From where I stand: “I set up a tourist guest house to support my family”

Saudita Marku, a city girl, looked for new income opportunities to support her family when after marriage she moved to rural village in Albania. She now runs a guest house for tourists, and also a bee-keeping business.


Saudita Marku. Photo: UN Women Albania/Violana Murataj
Saudita Marku. Photo: UN Women Albania/Violana Murataj

Since eight-years old, I worked in my family’s guest house in the city of Puka. I was a city girl and a ski champion. A few years ago I fell in love, got married and moved to a small village in Kryezi, north of Albania. My life changed completely!

Now I have a two-year-old son and I live with my husband and my mother-in-law. My day begins at 6 a.m. I make the meals for the day, do the housework and then go work in the fields until six in the evening. Being a city girl, I was not used to farming and I found the work difficult. But farming was the only source of income for my husband’s family, and I realized I needed to find additional ways to support us.

Three years ago I started beekeeping. I have 40 bees, and I sell the honey produced in my village. But we still needed more income to make ends meet. Using the knowledge and experience from having worked in my family’s business earlier, I set up two guestrooms near my house. I recently received training from UN Women on how to formalize my business, apply for financial incentives, and develop marketing and business plans. I am a certified tourist guide now and guest house owner.
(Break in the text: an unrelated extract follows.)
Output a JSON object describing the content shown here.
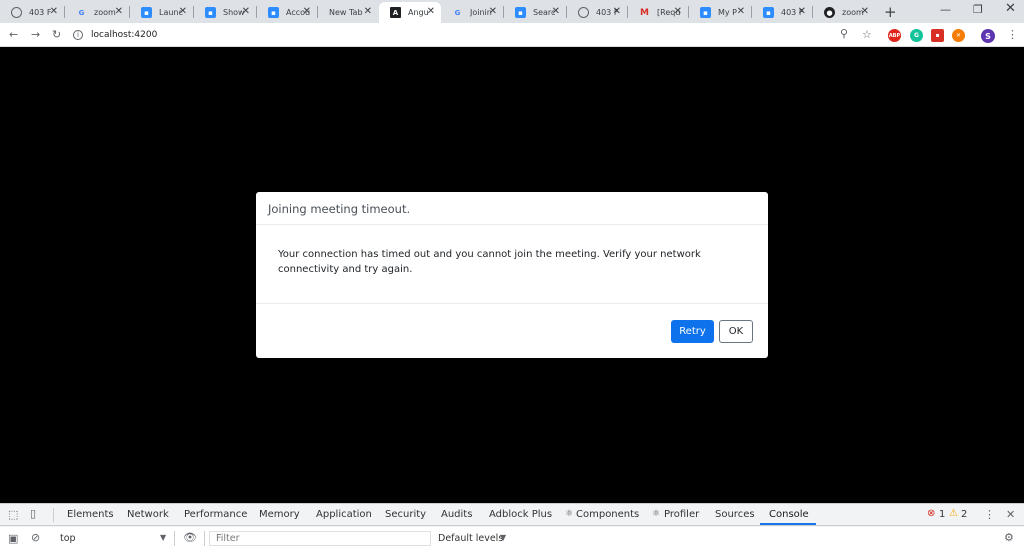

It’s only been a year, but we’ve already had nearly 15 families stay at our guest house during the summer, and some of them have even returned. As a result, we have improved our family income. I would like to develop my entrepreneurship, marketing and communications skills to grow my business and improve the guest house’s facilities and overall service.

SDG 8: Decent work and economic growth

Saudita Marku, 22, is a beekeeper and certified tourist guide who runs a guesthouse in the village of Kryezi, northern Albania. In 2016, for the first time, more than 150 women from five regions in Albania received training by UN Women, in partnership with the organization, Today for the Future and the Ministry of Agriculture, Rural Development and Water Administration, on how to formalize their businesses.  The training was financially supported by the Government of Sweden. Ms. Marku was among them, and her story is related to Sustainable Development Goal (SDG) 8, which promotes inclusive and sustainable economic growth, full and productive employment and decent work for all.